1) 2009 yılında, Rus etnik grubunun bir temsilcisinin genomunun tam bir "okunması" (dizilenmesi) tamamlandı. Yani Rus insan genomundaki altı milyar nükleotidin tamamının dizisi belirlendi. Onun tüm genetik yapısı artık tam olarak görülebiliyor.

(İnsan genomu 23 çift kromozomdan oluşur: 23'ü anneden, 23'ü babadan. Her kromozom, 50-250 milyon nükleotidlik bir zincirden oluşan bir DNA molekülü içerir. Bir Rus erkeğinin genomu dizilendi. Rus genomu, Rusya Bilimler Akademisi Sorumlu Üyesi, Ulusal Araştırma Merkezi "Kurchatov Enstitüsü" Direktörü Mikhail Kovalchuk'un girişimiyle Ulusal Araştırma Merkezi "Kurchatov Enstitüsü" temelinde gerçekleştirildi. Rus Akademisi Bilimler, Kurchatov Enstitüsü yalnızca sıralama ekipmanı satın almak için yaklaşık 20 milyon dolar harcadı. Ulusal Araştırma Merkezi “Kurchatov Enstitüsü” dünyada tanınmış bir bilimsel statüye sahiptir.)

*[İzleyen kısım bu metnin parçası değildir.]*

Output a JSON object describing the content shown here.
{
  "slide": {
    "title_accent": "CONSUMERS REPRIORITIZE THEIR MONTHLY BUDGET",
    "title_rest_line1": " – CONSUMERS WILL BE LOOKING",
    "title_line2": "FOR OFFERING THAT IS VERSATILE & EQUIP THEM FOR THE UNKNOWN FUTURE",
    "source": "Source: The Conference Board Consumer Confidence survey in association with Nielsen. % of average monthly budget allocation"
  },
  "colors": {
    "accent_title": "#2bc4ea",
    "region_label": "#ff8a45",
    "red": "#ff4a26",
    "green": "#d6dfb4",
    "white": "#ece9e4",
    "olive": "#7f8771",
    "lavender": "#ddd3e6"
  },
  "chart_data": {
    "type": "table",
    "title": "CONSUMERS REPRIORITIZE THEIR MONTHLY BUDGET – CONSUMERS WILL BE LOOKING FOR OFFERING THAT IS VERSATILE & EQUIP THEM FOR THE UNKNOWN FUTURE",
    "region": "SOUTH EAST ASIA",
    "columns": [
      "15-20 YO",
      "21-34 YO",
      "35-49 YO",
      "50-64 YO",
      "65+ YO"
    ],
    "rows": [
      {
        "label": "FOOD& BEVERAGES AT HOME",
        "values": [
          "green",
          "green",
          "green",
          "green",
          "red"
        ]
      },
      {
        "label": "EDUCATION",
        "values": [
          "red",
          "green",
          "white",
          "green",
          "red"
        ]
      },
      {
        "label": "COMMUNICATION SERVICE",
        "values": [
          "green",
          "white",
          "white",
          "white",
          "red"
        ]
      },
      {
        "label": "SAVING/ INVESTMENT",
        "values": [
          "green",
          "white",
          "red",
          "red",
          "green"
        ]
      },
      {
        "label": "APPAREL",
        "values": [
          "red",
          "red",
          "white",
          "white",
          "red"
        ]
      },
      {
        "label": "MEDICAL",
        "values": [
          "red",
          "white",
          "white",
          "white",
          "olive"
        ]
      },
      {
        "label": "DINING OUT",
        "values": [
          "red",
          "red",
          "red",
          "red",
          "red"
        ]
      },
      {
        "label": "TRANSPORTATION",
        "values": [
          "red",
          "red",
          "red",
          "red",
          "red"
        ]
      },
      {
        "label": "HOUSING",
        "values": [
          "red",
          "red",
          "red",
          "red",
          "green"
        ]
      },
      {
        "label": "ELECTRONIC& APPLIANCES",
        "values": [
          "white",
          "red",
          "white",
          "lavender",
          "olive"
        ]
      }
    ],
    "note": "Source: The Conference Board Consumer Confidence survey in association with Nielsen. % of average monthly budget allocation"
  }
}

Bunun Ural sırtının ötesinde deşifre edilen yedinci genom olduğu biliniyor: ondan önce Yakutlar, Buryatlar, Çinliler, Kazaklar, Eski İnananlar, Khanty vardı. Yani Rusya'nın ilk etnik haritasının tüm önkoşulları oluşturuldu. Ancak bunların hepsi, deyim yerindeyse, bileşik genomlardı: genetik materyalin şifresi çözüldükten sonra bir araya getirilen parçalar farklı temsilciler aynı nüfus.

Belirli bir Rus erkeğinin tam genetik portresi dünyada yalnızca sekizincidir. Artık Rusları karşılaştıracak biri var: Bir Amerikalı, bir Afrikalı, bir Koreli, bir Avrupalı…

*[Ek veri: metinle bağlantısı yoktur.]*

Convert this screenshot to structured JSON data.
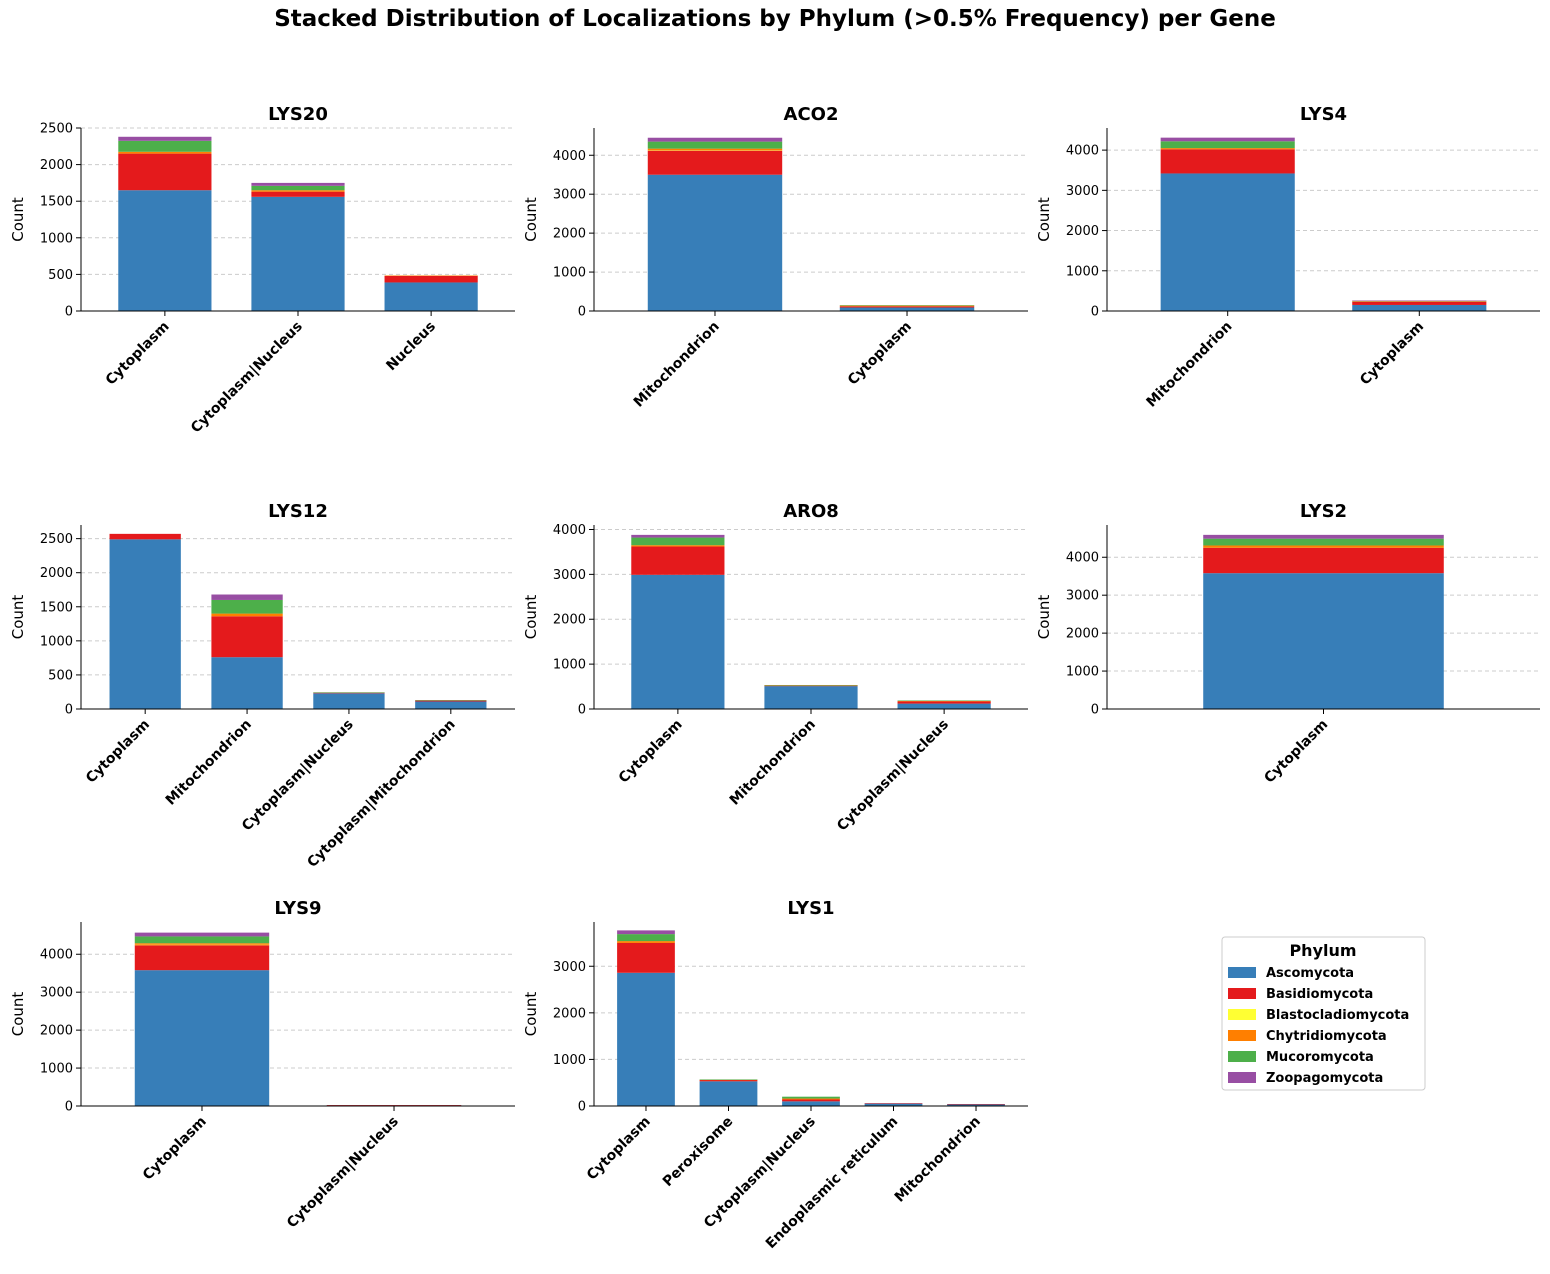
{
  "title": "Stacked Distribution of Localizations by Phylum (>0.5% Frequency) per Gene",
  "phyla": [
    {
      "name": "Ascomycota",
      "color": "#377eb8"
    },
    {
      "name": "Basidiomycota",
      "color": "#e41a1c"
    },
    {
      "name": "Blastocladiomycota",
      "color": "#ffff33"
    },
    {
      "name": "Chytridiomycota",
      "color": "#ff7f00"
    },
    {
      "name": "Mucoromycota",
      "color": "#4daf4a"
    },
    {
      "name": "Zoopagomycota",
      "color": "#984ea3"
    }
  ],
  "legend": {
    "title": "Phylum",
    "placement": "bottom-right"
  },
  "chart_data": [
    {
      "type": "bar",
      "stacked": true,
      "title": "LYS20",
      "ylabel": "Count",
      "ylim": [
        0,
        2500
      ],
      "yticks": [
        0,
        500,
        1000,
        1500,
        2000,
        2500
      ],
      "categories": [
        "Cytoplasm",
        "Cytoplasm|Nucleus",
        "Nucleus"
      ],
      "series": [
        {
          "name": "Ascomycota",
          "values": [
            1650,
            1560,
            390
          ]
        },
        {
          "name": "Basidiomycota",
          "values": [
            500,
            70,
            90
          ]
        },
        {
          "name": "Blastocladiomycota",
          "values": [
            0,
            0,
            0
          ]
        },
        {
          "name": "Chytridiomycota",
          "values": [
            25,
            20,
            5
          ]
        },
        {
          "name": "Mucoromycota",
          "values": [
            150,
            60,
            0
          ]
        },
        {
          "name": "Zoopagomycota",
          "values": [
            55,
            40,
            0
          ]
        }
      ]
    },
    {
      "type": "bar",
      "stacked": true,
      "title": "ACO2",
      "ylabel": "Count",
      "ylim": [
        0,
        4700
      ],
      "yticks": [
        0,
        1000,
        2000,
        3000,
        4000
      ],
      "categories": [
        "Mitochondrion",
        "Cytoplasm"
      ],
      "series": [
        {
          "name": "Ascomycota",
          "values": [
            3500,
            90
          ]
        },
        {
          "name": "Basidiomycota",
          "values": [
            620,
            30
          ]
        },
        {
          "name": "Blastocladiomycota",
          "values": [
            10,
            0
          ]
        },
        {
          "name": "Chytridiomycota",
          "values": [
            40,
            20
          ]
        },
        {
          "name": "Mucoromycota",
          "values": [
            180,
            10
          ]
        },
        {
          "name": "Zoopagomycota",
          "values": [
            100,
            0
          ]
        }
      ]
    },
    {
      "type": "bar",
      "stacked": true,
      "title": "LYS4",
      "ylabel": "Count",
      "ylim": [
        0,
        4550
      ],
      "yticks": [
        0,
        1000,
        2000,
        3000,
        4000
      ],
      "categories": [
        "Mitochondrion",
        "Cytoplasm"
      ],
      "series": [
        {
          "name": "Ascomycota",
          "values": [
            3420,
            150
          ]
        },
        {
          "name": "Basidiomycota",
          "values": [
            600,
            80
          ]
        },
        {
          "name": "Blastocladiomycota",
          "values": [
            0,
            0
          ]
        },
        {
          "name": "Chytridiomycota",
          "values": [
            30,
            15
          ]
        },
        {
          "name": "Mucoromycota",
          "values": [
            170,
            10
          ]
        },
        {
          "name": "Zoopagomycota",
          "values": [
            90,
            5
          ]
        }
      ]
    },
    {
      "type": "bar",
      "stacked": true,
      "title": "LYS12",
      "ylabel": "Count",
      "ylim": [
        0,
        2700
      ],
      "yticks": [
        0,
        500,
        1000,
        1500,
        2000,
        2500
      ],
      "categories": [
        "Cytoplasm",
        "Mitochondrion",
        "Cytoplasm|Nucleus",
        "Cytoplasm|Mitochondrion"
      ],
      "series": [
        {
          "name": "Ascomycota",
          "values": [
            2490,
            760,
            230,
            110
          ]
        },
        {
          "name": "Basidiomycota",
          "values": [
            80,
            600,
            10,
            15
          ]
        },
        {
          "name": "Blastocladiomycota",
          "values": [
            0,
            0,
            0,
            0
          ]
        },
        {
          "name": "Chytridiomycota",
          "values": [
            0,
            40,
            0,
            0
          ]
        },
        {
          "name": "Mucoromycota",
          "values": [
            0,
            200,
            5,
            5
          ]
        },
        {
          "name": "Zoopagomycota",
          "values": [
            0,
            80,
            0,
            0
          ]
        }
      ]
    },
    {
      "type": "bar",
      "stacked": true,
      "title": "ARO8",
      "ylabel": "Count",
      "ylim": [
        0,
        4100
      ],
      "yticks": [
        0,
        1000,
        2000,
        3000,
        4000
      ],
      "categories": [
        "Cytoplasm",
        "Mitochondrion",
        "Cytoplasm|Nucleus"
      ],
      "series": [
        {
          "name": "Ascomycota",
          "values": [
            2990,
            510,
            120
          ]
        },
        {
          "name": "Basidiomycota",
          "values": [
            630,
            10,
            50
          ]
        },
        {
          "name": "Blastocladiomycota",
          "values": [
            0,
            0,
            0
          ]
        },
        {
          "name": "Chytridiomycota",
          "values": [
            30,
            10,
            10
          ]
        },
        {
          "name": "Mucoromycota",
          "values": [
            170,
            5,
            10
          ]
        },
        {
          "name": "Zoopagomycota",
          "values": [
            60,
            0,
            0
          ]
        }
      ]
    },
    {
      "type": "bar",
      "stacked": true,
      "title": "LYS2",
      "ylabel": "Count",
      "ylim": [
        0,
        4850
      ],
      "yticks": [
        0,
        1000,
        2000,
        3000,
        4000
      ],
      "categories": [
        "Cytoplasm"
      ],
      "series": [
        {
          "name": "Ascomycota",
          "values": [
            3580
          ]
        },
        {
          "name": "Basidiomycota",
          "values": [
            680
          ]
        },
        {
          "name": "Blastocladiomycota",
          "values": [
            10
          ]
        },
        {
          "name": "Chytridiomycota",
          "values": [
            40
          ]
        },
        {
          "name": "Mucoromycota",
          "values": [
            180
          ]
        },
        {
          "name": "Zoopagomycota",
          "values": [
            100
          ]
        }
      ]
    },
    {
      "type": "bar",
      "stacked": true,
      "title": "LYS9",
      "ylabel": "Count",
      "ylim": [
        0,
        4850
      ],
      "yticks": [
        0,
        1000,
        2000,
        3000,
        4000
      ],
      "categories": [
        "Cytoplasm",
        "Cytoplasm|Nucleus"
      ],
      "series": [
        {
          "name": "Ascomycota",
          "values": [
            3580,
            20
          ]
        },
        {
          "name": "Basidiomycota",
          "values": [
            660,
            3
          ]
        },
        {
          "name": "Blastocladiomycota",
          "values": [
            10,
            0
          ]
        },
        {
          "name": "Chytridiomycota",
          "values": [
            40,
            0
          ]
        },
        {
          "name": "Mucoromycota",
          "values": [
            180,
            0
          ]
        },
        {
          "name": "Zoopagomycota",
          "values": [
            100,
            0
          ]
        }
      ]
    },
    {
      "type": "bar",
      "stacked": true,
      "title": "LYS1",
      "ylabel": "Count",
      "ylim": [
        0,
        3950
      ],
      "yticks": [
        0,
        1000,
        2000,
        3000
      ],
      "categories": [
        "Cytoplasm",
        "Peroxisome",
        "Cytoplasm|Nucleus",
        "Endoplasmic reticulum",
        "Mitochondrion"
      ],
      "series": [
        {
          "name": "Ascomycota",
          "values": [
            2860,
            530,
            100,
            55,
            40
          ]
        },
        {
          "name": "Basidiomycota",
          "values": [
            640,
            30,
            40,
            5,
            3
          ]
        },
        {
          "name": "Blastocladiomycota",
          "values": [
            0,
            0,
            0,
            0,
            0
          ]
        },
        {
          "name": "Chytridiomycota",
          "values": [
            40,
            5,
            20,
            0,
            0
          ]
        },
        {
          "name": "Mucoromycota",
          "values": [
            150,
            5,
            40,
            0,
            0
          ]
        },
        {
          "name": "Zoopagomycota",
          "values": [
            80,
            0,
            0,
            0,
            0
          ]
        }
      ]
    }
  ]
}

Kurchatov Enstitüsü Araştırma Merkezi genomik bölümünün başkanı akademisyen Konstantin Scriabin, "Rus genomunda, Moğol boyunduruğunun yıkıcı etkisine ilişkin teorileri çürüten, gözle görülür herhangi bir Tatar eklentisi bulamadık" diye vurguluyor. -Sibiryalılar genetik olarak Eski İnananlarla aynıdır, tek bir Rus genomuna sahiptirler. Ruslarla Ukraynalıların genomları arasında hiçbir fark yok - tek genom. Polonyalılarla aramızdaki farklar göz ardı edilebilir.”

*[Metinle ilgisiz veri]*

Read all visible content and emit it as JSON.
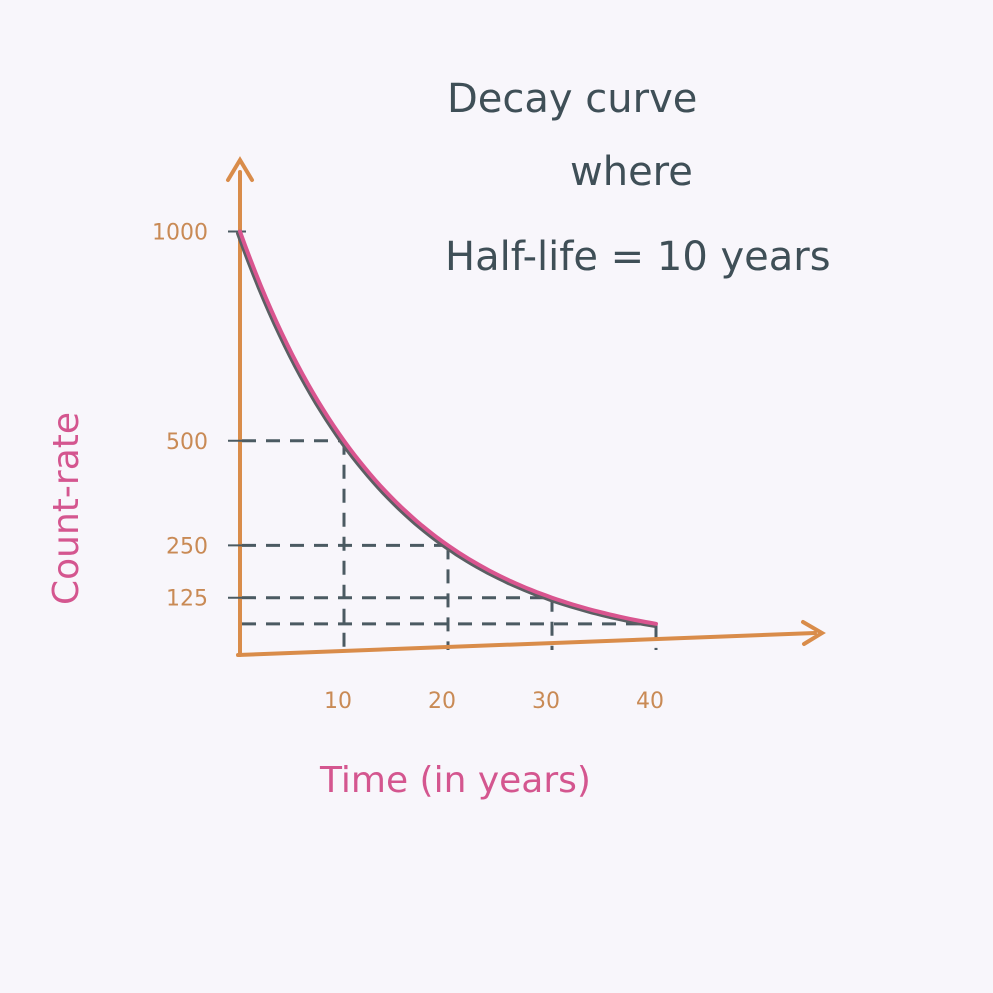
{
  "chart_data": {
    "type": "line",
    "title_lines": [
      "Decay curve",
      "where",
      "Half-life = 10 years"
    ],
    "xlabel": "Time (in years)",
    "ylabel": "Count-rate",
    "x_ticks": [
      "10",
      "20",
      "30",
      "40"
    ],
    "y_ticks": [
      "1000",
      "500",
      "250",
      "125"
    ],
    "xlim": [
      0,
      45
    ],
    "ylim": [
      0,
      1000
    ],
    "series": [
      {
        "x": [
          0,
          10,
          20,
          30,
          40
        ],
        "values": [
          1000,
          500,
          250,
          125,
          62.5
        ]
      }
    ],
    "guide_lines": [
      {
        "x": 10,
        "y": 500
      },
      {
        "x": 20,
        "y": 250
      },
      {
        "x": 30,
        "y": 125
      },
      {
        "x": 40,
        "y": 62.5
      }
    ],
    "grid": false,
    "colors": {
      "axes": "#d98c4a",
      "curve": "#d9558f",
      "curve_shadow": "#5b5f63",
      "guides": "#4b5a62",
      "title": "#3f4f57",
      "tick_labels": "#c98a55",
      "axis_titles": "#d4568f"
    }
  }
}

Akademisyen Konstantin Scriabin, "beş ila altı yıl içinde dünyadaki tüm halkların genetik haritasının hazırlanacağına - bunun, herhangi bir etnik grubun ilaçlara, hastalıklara ve ürünlere duyarlılığının anlaşılmasına yönelik kararlı bir adım olduğuna" inanıyor. Maliyetinin ne kadar olduğunu hissedin... 1990'larda Amerikalılar şu tahminleri yapıyorlardı: Bir nükleotidin dizilenmesinin maliyeti 1 dolardı; diğer kaynaklara göre - 3-5 dolara kadar.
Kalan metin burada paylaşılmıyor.